= Evelyn Charles Villiers =

Evelyn Charles Arthur Villiers JP UPM (16 July 1884 - 27 October 1968) was a British planter and politician in colonial Ceylon.

Evelyn Charles Arthur Villiers was born 16 July 1884, the fourth (and youngest son) of seven children to Frederick Ernest Villiers (1840-1922) and Jane Isabella née Baird.

Villiers married Dorothy Katherine née Moore-Lane (1884-1976) on 17 July 1907, they had three children: Robert Alexander (b. 1908), Marjorie Frances (b. 1909) and Kenneth Charles Howard (b. 1912).

In 1909, at the age of twenty-five, he moved to Ceylon and worked on several tea plantations. In 1924 he became the manager of the Hemingford Group, a major tea company based in the Kelani Valley.

He was one of eight members appointed by Governor Sir Graeme Thomson to the 1st State Council of Ceylon in July 1931, where he served on the Executive Committee for Communication and Works.

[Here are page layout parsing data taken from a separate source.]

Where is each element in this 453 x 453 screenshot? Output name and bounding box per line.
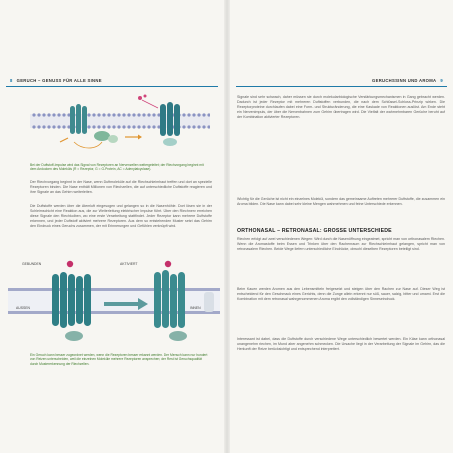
page-header-right xyxy=(372,78,447,83)
header-rule-right xyxy=(236,86,447,87)
figure-top-caption: Bei der Duftstoff-Impulse wird das Signal von Rezeptoren an Nervenzellen weitergeleitet; der Riechvorgang beginnt mit dem Andocken des Moleküls (R = Rezeptor, G = G-Protein, AC = Adenylatcyclase). xyxy=(30,163,204,172)
section-paragraph-3: Interessant ist dabei, dass die Duftstoffe durch verschiedene Wege unterschiedlich bewertet werden. Ein Käse kann orthonasal unangenehm riechen, im Mund aber angenehm schmecken. Die Ursache liegt in der Verarbeitung der Signale im Gehirn, das die Herkunft der Reize berücksichtigt und entsprechend interpretiert. xyxy=(237,337,445,352)
left-body-paragraph-2: Die Duftstoffe werden über die Atemluft eingesogen und gelangen so in die Nasenhöhle. Dort lösen sie in der Schleimschicht eine Reaktion aus, die zur Weiterleitung elektrischer Impulse führt. Über den Riechnerv erreichen diese Signale den Riechkolben, wo eine erste Verarbeitung stattfindet. Jeder Rezeptor kann mehrere Duftstoffe erkennen, und jeder Duftstoff aktiviert mehrere Rezeptoren. Aus dem so entstehenden Muster setzt das Gehirn den Eindruck eines Geruchs zusammen, der mit Erinnerungen und Gefühlen verknüpft wird. xyxy=(30,204,212,229)
figure-label-right: AKTIVIERT xyxy=(120,262,138,266)
gutter xyxy=(224,0,230,453)
right-body-paragraph-2: Wichtig für die Gerüche ist nicht ein einzelnes Molekül, sondern das gemeinsame Auftreten mehrerer Duftstoffe, die zusammen ein Aroma bilden. Die Nase kann dabei sehr kleine Mengen wahrnehmen und feine Unterschiede erkennen. xyxy=(237,197,445,207)
figure-label-left: GEBUNDEN xyxy=(22,262,42,266)
receptor-illustration-top xyxy=(30,92,210,154)
figure-label-bottom-right: INNEN xyxy=(190,306,201,310)
section-title: ORTHONASAL – RETRONASAL: GROSSE UNTERSCHIEDE xyxy=(237,228,392,234)
section-paragraph-1: Riechen erfolgt auf zwei verschiedenen Wegen: Wird durch die Nasenöffnung eingeatmet, spricht man von orthonasalem Riechen. Wenn die Aromastoffe beim Essen und Trinken über den Rachenraum zur Riechschleimhaut gelangen, spricht man von retronasalem Riechen. Beide Wege liefern unterschiedliche Eindrücke, obwohl dieselben Rezeptoren beteiligt sind. xyxy=(237,237,445,252)
left-body-paragraph-1: Der Riechvorgang beginnt in der Nase, wenn Duftmoleküle auf die Riechschleimhaut treffen und dort an spezielle Rezeptoren binden. Die Nase enthält Millionen von Riechzellen, die auf unterschiedliche Duftstoffe reagieren und ihre Signale an das Gehirn weiterleiten. xyxy=(30,180,212,195)
right-body-paragraph-1: Signale sind sehr schwach, daher müssen sie durch molekularbiologische Verstärkungsmechanismen in Gang gebracht werden. Dadurch ist jeder Rezeptor mit mehreren Duftstoffen verbunden, die nach dem Schlüssel-Schloss-Prinzip wirken. Die Rezeptorproteine durchlaufen dabei eine Form- und Strukturänderung, die eine Kaskade von Reaktionen auslöst. Am Ende steht ein Nervenimpuls, der über die Nervenbahnen zum Gehirn übertragen wird. Die Vielfalt der wahrnehmbaren Gerüche beruht auf der Kombination aktivierter Rezeptoren. xyxy=(237,95,445,120)
header-rule-left xyxy=(6,86,218,87)
receptor-illustration-bottom xyxy=(8,254,220,346)
section-paragraph-2: Beim Kauen werden Aromen aus den Lebensmitteln freigesetzt und steigen über den Rachen zur Nase auf. Dieser Weg ist entscheidend für den Geschmack eines Gerichts, denn die Zunge allein erkennt nur süß, sauer, salzig, bitter und umami. Erst die Kombination mit dem retronasal wahrgenommenen Aroma ergibt den vollständigen Sinneseindruck. xyxy=(237,287,445,302)
running-title-left: GERUCH – GENUSS FÜR ALLE SINNE xyxy=(16,78,102,83)
page-number-left: 8 xyxy=(10,78,13,83)
page-header-left xyxy=(6,78,102,83)
figure-label-bottom-left: AUSSEN xyxy=(16,306,30,310)
running-title-right: GERUCHSSINN UND AROMA xyxy=(372,78,437,83)
page-number-right: 9 xyxy=(440,78,443,83)
figure-bottom-caption: Ein Geruch kann besser zugeordnet werden, wenn die Rezeptoren besser erkannt werden. Der Mensch kann nur hundert von Reizen unterscheiden, weil die einzelnen Moleküle mehrere Rezeptoren ansprechen; der Rest ist Geruchsqualität durch Mustererkennung der Riechzellen. xyxy=(30,353,208,366)
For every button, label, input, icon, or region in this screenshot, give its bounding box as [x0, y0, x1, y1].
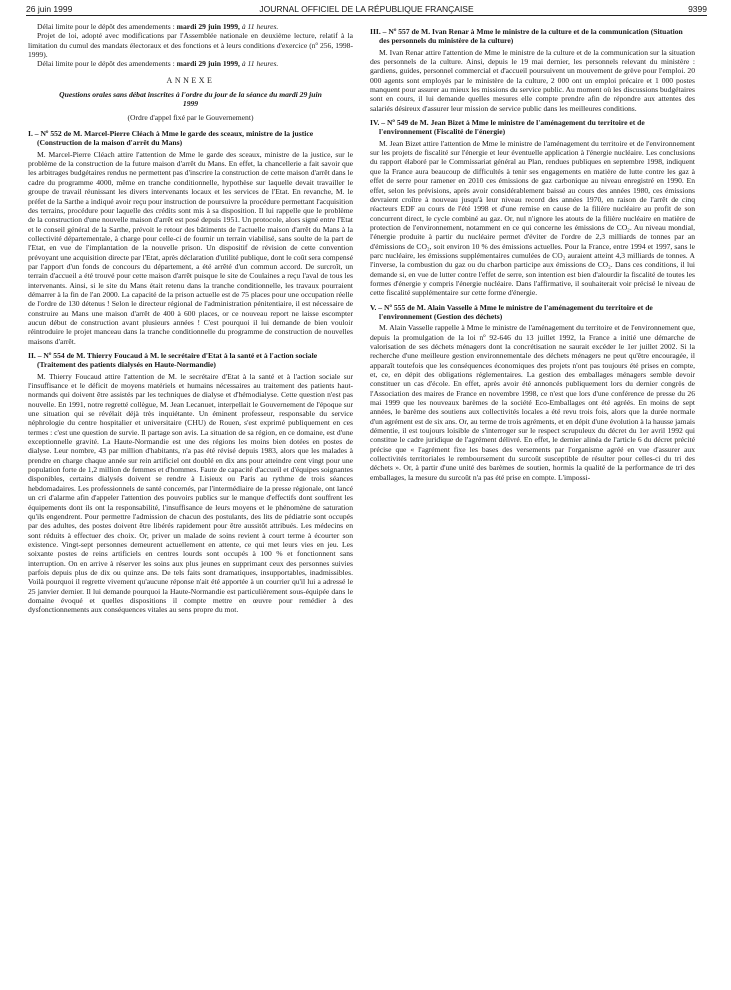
annexe-heading: ANNEXE	[166, 75, 215, 85]
question-body: M. Thierry Foucaud attire l'attention de M. le secrétaire d'Etat à la santé et à l'action sociale sur l'insuffisance et le déficit de moyens matériels et humains nécessaires au traitement des patients haut-normands qui doivent être assistés par les techniques de dialyse et d'hémodialyse. Cette question n'est pas nouvelle. En 1991, notre regretté collègue, M. Jean Lecanuet, interpellait le Gouvernement de l'époque sur une situation qui se révélait déjà très inquiétante. Un éminent professeur, responsable du service néphrologie du centre hospitalier et universitaire (CHU) de Rouen, s'est exprimé publiquement en ces termes : c'est une question de survie. Il partage son avis. La situation de sa région, en ce domaine, est d'une exceptionnelle gravité. La Haute-Normandie est une des régions les moins bien dotées en postes de dialyse. Leur nombre, 43 par million d'habitants, n'a pas été révisé depuis 1983, alors que les malades à prendre en charge chaque année sur rein artificiel ont doublé en dix ans pour atteindre cent vingt pour une population forte de 1,2 million de femmes et d'hommes. Faute de capacité d'accueil et d'équipes soignantes disponibles, certains dialysés doivent se rendre à Lisieux ou Paris au rythme de trois séances hebdomadaires. Les professionnels de santé concernés, par l'intermédiaire de la presse régionale, ont lancé un cri d'alarme afin d'appeler l'attention des pouvoirs publics sur le manque d'effectifs dont souffrent les équipements dont ils ont la responsabilité, l'insuffisance de leurs moyens et le phénomène de saturation qu'ils engendrent. Pour permettre l'admission de chacun des postulants, des lits de pédiatrie sont occupés par des adultes, des postes doivent être libérés rapidement pour être aussitôt attribués. Les médecins en sont réduits à effectuer des choix. Or, priver un malade de soins revient à court terme à écourter son existence. Vingt-sept personnes demeurent actuellement en attente, ce qui met leurs vies en jeu. Les soixante postes de reins artificiels en centres lourds sont occupés à 100 % et fonctionnent sans interruption. On en arrive à réserver les soins aux plus jeunes en supprimant ceux des personnes suivies parfois depuis plus de dix ou quinze ans. De tels faits sont dramatiques, insupportables, inadmissibles. Voilà pourquoi il regrette vivement qu'aucune réponse n'ait été apportée à un courrier qu'il lui a adressé le 25 janvier dernier. Il lui demande pourquoi la Haute-Normandie est particulièrement sous-équipée dans le domaine évoqué et quelles dispositions il compte mettre en œuvre pour remédier à des dysfonctionnements aux conséquences vitales au sens propre du mot.	[28, 371, 353, 615]
question-body: M. Alain Vasselle rappelle à Mme le ministre de l'aménagement du territoire et de l'environnement que, depuis la promulgation de la loi nº 92-646 du 13 juillet 1992, la France a initié une démarche de valorisation de ses déchets ménagers dont la concrétisation ne saurait excéder le 1er juillet 2002. Si la recherche d'une meilleure gestion environnementale des déchets ménagers ne peut qu'être encouragée, il apparaît toutefois que les conséquences économiques des projets n'ont pas toujours été prises en compte, et, ce, en dépit des obligations réglementaires. La gestion des emballages ménagers semble devoir constituer un cas d'école. En effet, après avoir été annoncés publiquement lors du dernier congrès de l'Association des maires de France en novembre 1998, ce n'est que lors d'une conférence de presse du 26 mai 1999 que les nouveaux barèmes de la société Eco-Emballages ont été agréés. En moins de sept années, le barème des soutiens aux collectivités locales a été revu trois fois, alors que la durée normale d'un agrément est de six ans. Or, au terme de trois agréments, et en dépit d'une évolution à la hausse jamais démentie, il est toujours loisible de s'interroger sur le respect scrupuleux du décret du 1er avril 1992 qui constitue le cadre juridique de l'agrément délivré. En effet, le dernier alinéa de l'article 6 du décret précité précise que « l'agrément fixe les bases des versements par l'organisme agréé en vue d'assurer aux collectivités territoriales le remboursement du surcoût susceptible de résulter pour celles-ci du tri des déchets ». Or, à partir d'une unité des barèmes de soutien, hormis la qualité de la performance de tri des emballages, la mesure du surcoût n'a pas été prise en compte. L'impossi-	[370, 323, 695, 482]
header-date: 26 juin 1999	[26, 4, 73, 14]
question-heading: I. – Nº 552 de M. Marcel-Pierre Cléach à Mme le garde des sceaux, ministre de la justice (Construction de la maison d'arrêt du Mans)	[28, 129, 314, 148]
right-column	[370, 22, 695, 984]
left-column	[28, 22, 353, 984]
bill-description: Projet de loi, adopté avec modifications par l'Assemblée nationale en deuxième lecture, relatif à la limitation du cumul des mandats électoraux et des fonctions et à leurs conditions d'exercice (nº 256, 1998-1999).	[28, 31, 353, 60]
amendment-deadline-2: Délai limite pour le dépôt des amendements : mardi 29 juin 1999, à 11 heures.	[37, 59, 279, 69]
question-heading: V. – Nº 555 de M. Alain Vasselle à Mme le ministre de l'aménagement du territoire et de l'environnement (Gestion des déchets)	[370, 302, 653, 321]
question-heading: IV. – Nº 549 de M. Jean Bizet à Mme le ministre de l'aménagement du territoire et de l'environnement (Fiscalité de l'énergie)	[370, 118, 645, 137]
annexe-subtitle: (Ordre d'appel fixé par le Gouvernement)	[127, 112, 254, 122]
question-body: M. Jean Bizet attire l'attention de Mme le ministre de l'aménagement du territoire et de l'environnement sur les projets de fiscalité sur l'énergie et leur éventuelle application à l'énergie nucléaire. Les conclusions du rapport élaboré par le Commissariat général au Plan, rendues publiques en septembre 1998, indiquent que la France aura beaucoup de difficultés à tenir ses engagements en matière de lutte contre les gaz à effet de serre pour ramener en 2010 ces émissions de gaz carbonique au niveau enregistré en 1990. En effet, selon les prévisions, après avoir considérablement baissé au cours des années 1980, ces émissions devraient croître à nouveau jusqu'à leur niveau record des années 1970, en raison de l'arrêt de cinq réacteurs EDF au cours de l'été 1998 et d'une remise en cause de la filière nucléaire au profit de son concurrent direct, le cycle combiné au gaz. Or, nul n'ignore les atouts de la filière nucléaire en matière de protection de l'environnement, notamment en ce qui concerne les émissions de CO₂. Au niveau mondial, l'énergie produite à partir du nucléaire permet d'éviter de l'ordre de 2,3 milliards de tonnes par an d'émissions de CO₂, soit environ 10 % des émissions actuelles. Pour la France, entre 1994 et 1997, sans le parc nucléaire, les émissions supplémentaires cumulées de CO₂ auraient atteint 4,3 milliards de tonnes. A l'inverse, la combustion du gaz ou du charbon participe aux émissions de CO₂. Dans ces conditions, il lui demande si, en vue de lutter contre l'effet de serre, son intention est bien d'alourdir la fiscalité de toutes les formes d'énergie y compris l'énergie nucléaire. Dans l'affirmative, il souhaiterait voir précisé le niveau de cette fiscalité supplémentaire sur cette forme d'énergie.	[370, 138, 695, 298]
question-body: M. Ivan Renar attire l'attention de Mme le ministre de la culture et de la communication sur la situation des personnels de la culture. Ainsi, depuis le 19 mai dernier, les personnels relevant du ministère : gardiens, guides, personnel commercial et d'accueil poursuivent un mouvement de grève pour l'emploi. 20 000 agents sont employés par le ministère de la culture, 2 000 ont un emploi précaire et 1 000 postes manquent pour assurer au mieux les missions du service public. Au moment où les discussions budgétaires sont en cours, il lui demande quelles mesures elle compte prendre afin de répondre aux attentes des salariés désireux d'assurer leur mission de service public dans les meilleures conditions.	[370, 47, 695, 113]
header-rule	[26, 15, 707, 16]
question-heading: II. – Nº 554 de M. Thierry Foucaud à M. le secrétaire d'Etat à la santé et à l'action sociale (Traitement des patients dialysés en Haute-Normandie)	[28, 351, 318, 370]
question-heading: III. – Nº 557 de M. Ivan Renar à Mme le ministre de la culture et de la communication (Situation des personnels du ministère de la culture)	[370, 27, 683, 46]
header-page-number: 9399	[688, 4, 707, 14]
annexe-title: Questions orales sans débat inscrites à l'ordre du jour de la séance du mardi 29 juin 1999	[59, 90, 322, 109]
header-journal-title: JOURNAL OFFICIEL DE LA RÉPUBLIQUE FRANÇAISE	[259, 4, 474, 14]
amendment-deadline-1: Délai limite pour le dépôt des amendements : mardi 29 juin 1999, à 11 heures.	[37, 22, 279, 31]
question-body: M. Marcel-Pierre Cléach attire l'attention de Mme le garde des sceaux, ministre de la justice, sur le problème de la construction de la future maison d'arrêt du Mans. En effet, la chancellerie a fait savoir que les arbitrages budgétaires rendus ne permettent pas d'inscrire la construction de cette maison d'arrêt dans le cadre du programme 4000, même en tranche conditionnelle, hypothèse sur laquelle devait travailler le groupe de travail réunissant les divers intervenants locaux et les services de l'Etat. En revanche, M. le préfet de la Sarthe a indiqué avoir reçu pour instruction de poursuivre la procédure permettant l'acquisition des terrains, procédure pour laquelle des crédits sont mis à sa disposition. Il lui rappelle que le problème de la construction d'une nouvelle maison d'arrêt est posé depuis 1951. Un protocole, alors signé entre l'Etat et le conseil général de la Sarthe, prévoit le retour des bâtiments de l'actuelle maison d'arrêt du Mans à la collectivité départementale, à charge pour celle-ci de fournir un terrain viabilisé, sans soulte de la part de l'Etat, en vue de l'implantation de la nouvelle prison. Un dispositif de révision de cette convention prévoyant une acquisition directe par l'Etat, après déclaration d'utilité publique, dont le coût sera compensé par l'apport d'un fonds de concours du département, a été arrêté d'un commun accord. De surcroît, un terrain d'accueil a été trouvé pour cette maison d'arrêt puisque le site de Coulaines a reçu l'aval de tous les intervenants. Ainsi, si le site du Mans était retenu dans la tranche conditionnelle, les travaux pourraient démarrer à la fin de l'an 2000. La capacité de la prison actuelle est de 75 places pour une occupation réelle de l'ordre de 130 détenus ! Selon le directeur régional de l'administration pénitentiaire, il est nécessaire de construire au Mans une maison d'arrêt de 400 à 600 places, or ce nouveau report ne laisse escompter aucun début de construction avant plusieurs années ! C'est pourquoi il lui demande de bien vouloir réintroduire le projet manceau dans la tranche conditionnelle du programme de construction de nouvelles maisons d'arrêt.	[28, 149, 353, 346]
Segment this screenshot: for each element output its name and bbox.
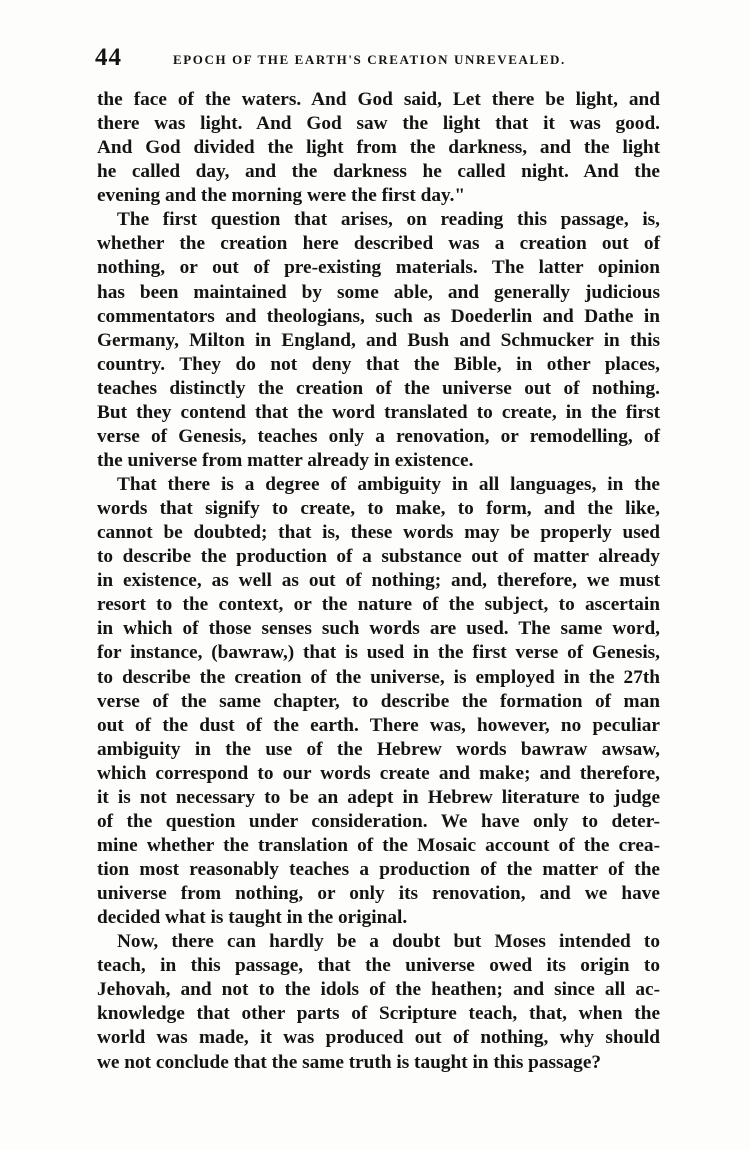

Villiers was subsequently appointed as one of the nominated European members of the 2nd State Council of Ceylon on 12 March 1936. He resigned from the State Council on 30 April 1938 and was replaced by Reginald Percy Gaddum. On 14 February 1939 he was re-appointed as a member of the State Council, replacing Gaddum who resigned from the State Council in January that year. He resigned from the State Council a second time on 7 April 1947.

Villiers served on the Planter's Association of Ceylon, including a term as chairman (1928-29), and was the Association's representative on the State Council.

He died on 27 October 1968 at age 84.